A few weeks ago it eventually released the book, although it thought no one would buy a book attacking a president who had 88 percent approval ratings. The good news is that the book has gone to number one on the New York Times bestseller list, as well as a host of others. It has been reprinted at least 15 times, and everywhere Michael Moore goes to do a book signing thousands turn up to hear him speak.

Michael Moore, who made the film Roger and Me and is the author of Downsize This!, has long been a critic of inequality in the US. This book continues that tradition–it exposes the inequality between rich and poor, the racism and the power of the corporations, the collapse of the education system, the destruction of the environment, and how right wing George Bush and his cronies are.

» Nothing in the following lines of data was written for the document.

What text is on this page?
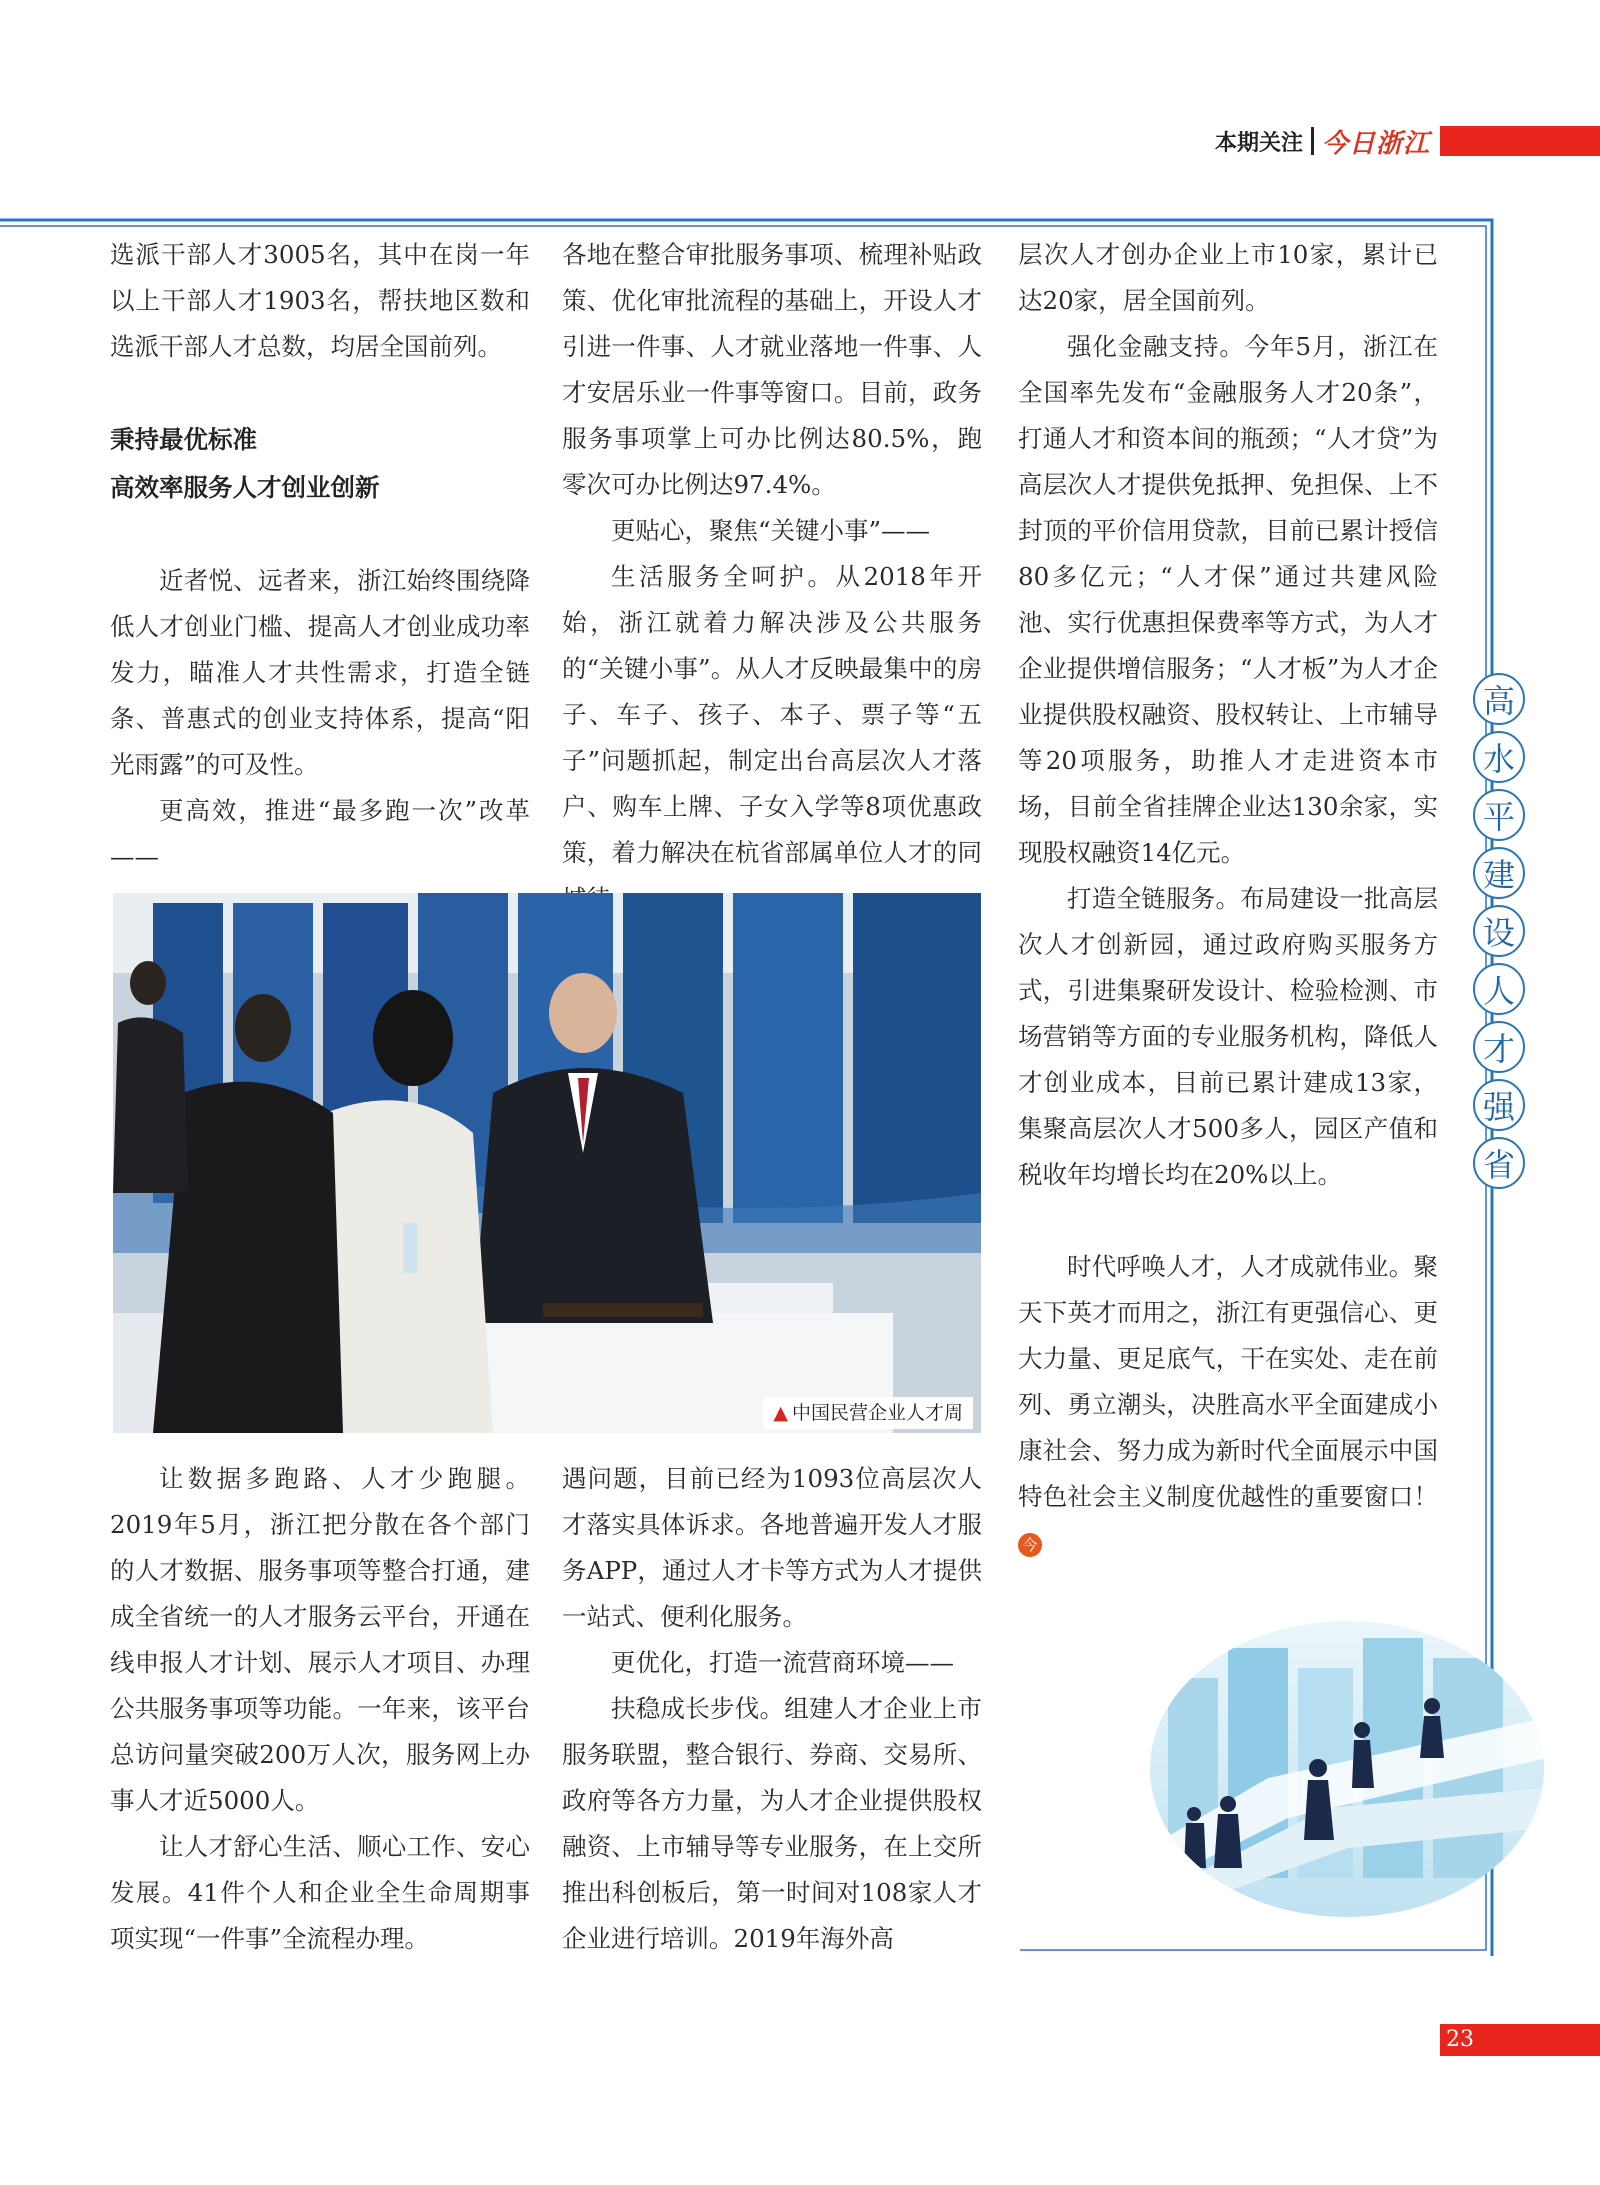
本期关注 今日浙江

选派干部人才3005名，其中在岗一年以上干部人才1903名，帮扶地区数和选派干部人才总数，均居全国前列。

秉持最优标准

高效率服务人才创业创新

近者悦、远者来，浙江始终围绕降低人才创业门槛、提高人才创业成功率发力，瞄准人才共性需求，打造全链条、普惠式的创业支持体系，提高“阳光雨露”的可及性。

更高效，推进“最多跑一次”改革——

各地在整合审批服务事项、梳理补贴政策、优化审批流程的基础上，开设人才引进一件事、人才就业落地一件事、人才安居乐业一件事等窗口。目前，政务服务事项掌上可办比例达80.5%，跑零次可办比例达97.4%。

更贴心，聚焦“关键小事”——

生活服务全呵护。从2018年开始，浙江就着力解决涉及公共服务的“关键小事”。从人才反映最集中的房子、车子、孩子、本子、票子等“五子”问题抓起，制定出台高层次人才落户、购车上牌、子女入学等8项优惠政策，着力解决在杭省部属单位人才的同

▲ 中国民营企业人才周

让数据多跑路、人才少跑腿。2019年5月，浙江把分散在各个部门的人才数据、服务事项等整合打通，建成全省统一的人才服务云平台，开通在线申报人才计划、展示人才项目、办理公共服务事项等功能。一年来，该平台总访问量突破200万人次，服务网上办事人才近5000人。

让人才舒心生活、顺心工作、安心发展。41件个人和企业全生命周期事项实现“一件事”全流程办理。

遇问题，目前已经为1093位高层次人才落实具体诉求。各地普遍开发人才服务APP，通过人才卡等方式为人才提供一站式、便利化服务。

更优化，打造一流营商环境——

扶稳成长步伐。组建人才企业上市服务联盟，整合银行、券商、交易所、政府等各方力量，为人才企业提供股权融资、上市辅导等专业服务，在上交所推出科创板后，第一时间对108家人才企业进行培训。2019年海外高

层次人才创办企业上市10家，累计已达20家，居全国前列。

强化金融支持。今年5月，浙江在全国率先发布“金融服务人才20条”，打通人才和资本间的瓶颈；“人才贷”为高层次人才提供免抵押、免担保、上不封顶的平价信用贷款，目前已累计授信80多亿元；“人才保”通过共建风险池、实行优惠担保费率等方式，为人才企业提供增信服务；“人才板”为人才企业提供股权融资、股权转让、上市辅导等20项服务，助推人才走进资本市场，目前全省挂牌企业达130余家，实现股权融资14亿元。

打造全链服务。布局建设一批高层次人才创新园，通过政府购买服务方式，引进集聚研发设计、检验检测、市场营销等方面的专业服务机构，降低人才创业成本，目前已累计建成13家，集聚高层次人才500多人，园区产值和税收年均增长均在20%以上。

时代呼唤人才，人才成就伟业。聚天下英才而用之，浙江有更强信心、更大力量、更足底气，干在实处、走在前列、勇立潮头，决胜高水平全面建成小康社会、努力成为新时代全面展示中国特色社会主义制度优越性的重要窗口！今

高
水
平
建
设
人
才
强
省
23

The book begins with the presidential election result in Florida and looks at how Republican election officials, put in place by George Bush’s brother, systematically excluded voters. Any voter who had ever committed a felony in their life was excluded. This meant that some 31 percent of black males were ineligible to vote. But the scandal did not stop there. Anyone who had a similar name, date of birth or social security number to a felon was excluded. In fact, if 80 percent of your personal details matched a felon you were removed from the voting list. Some 173,000 mainly black people were removed from the electoral list, and in some cases were prevented from even going to the polling booths by police set to ensure the ‘felons’ could not vote. The book also shows that if, you count the presidential votes, Bush actually lost.

The book is relentless in its criticism of Bush and the Republicans, but it is equally harsh on the Democrats. Moore argues, ‘Bush is only the uglier and somewhat meaner version of what we already had throughout the 1990s.’ He shows that Clinton and Gore’s record was every bit as bad as Bush’s. The only difference, he argues, was that they were cleverer about it. They pretended to be doing one thing while doing the opposite. Clinton said he was pro-choice while restricting abortion rights. He said he was pro-environmentalist while letting the oil companies exploit more areas.

The book finishes with a very strong defence of Ralph Nader’s campaign for president, of which Moore was a prominent supporter. Not only does he argue that Nader was right to stand, but says that he and others should stand again against the Democrats: ‘It was not us who abandoned the Democratic Party, but you who abandoned us,’ he says. The focus on elections as a strategy for change has huge weaknesses that Moore does not address. However, it is clear that breaking the idea that the Democrats are a party that workers and activists should support would be a huge step forward.

The most important thing about the book is the huge enthusiasm with which it has been received. The fact it is so popular shows that the anger that gave us Seattle is still very much there.

Moore concludes by saying, ‘I want us all to face our fears and stop behaving like our goal in life is merely to survive. Surviving is for wimps and a gameshow contestant stranded in the jungle or on a desert island. You are not stranded. You own the store. The bad guys are just a bunch of silly, stupid white men. And there’s a helluva lot more of us than there are of them. Use your power. You deserve better.’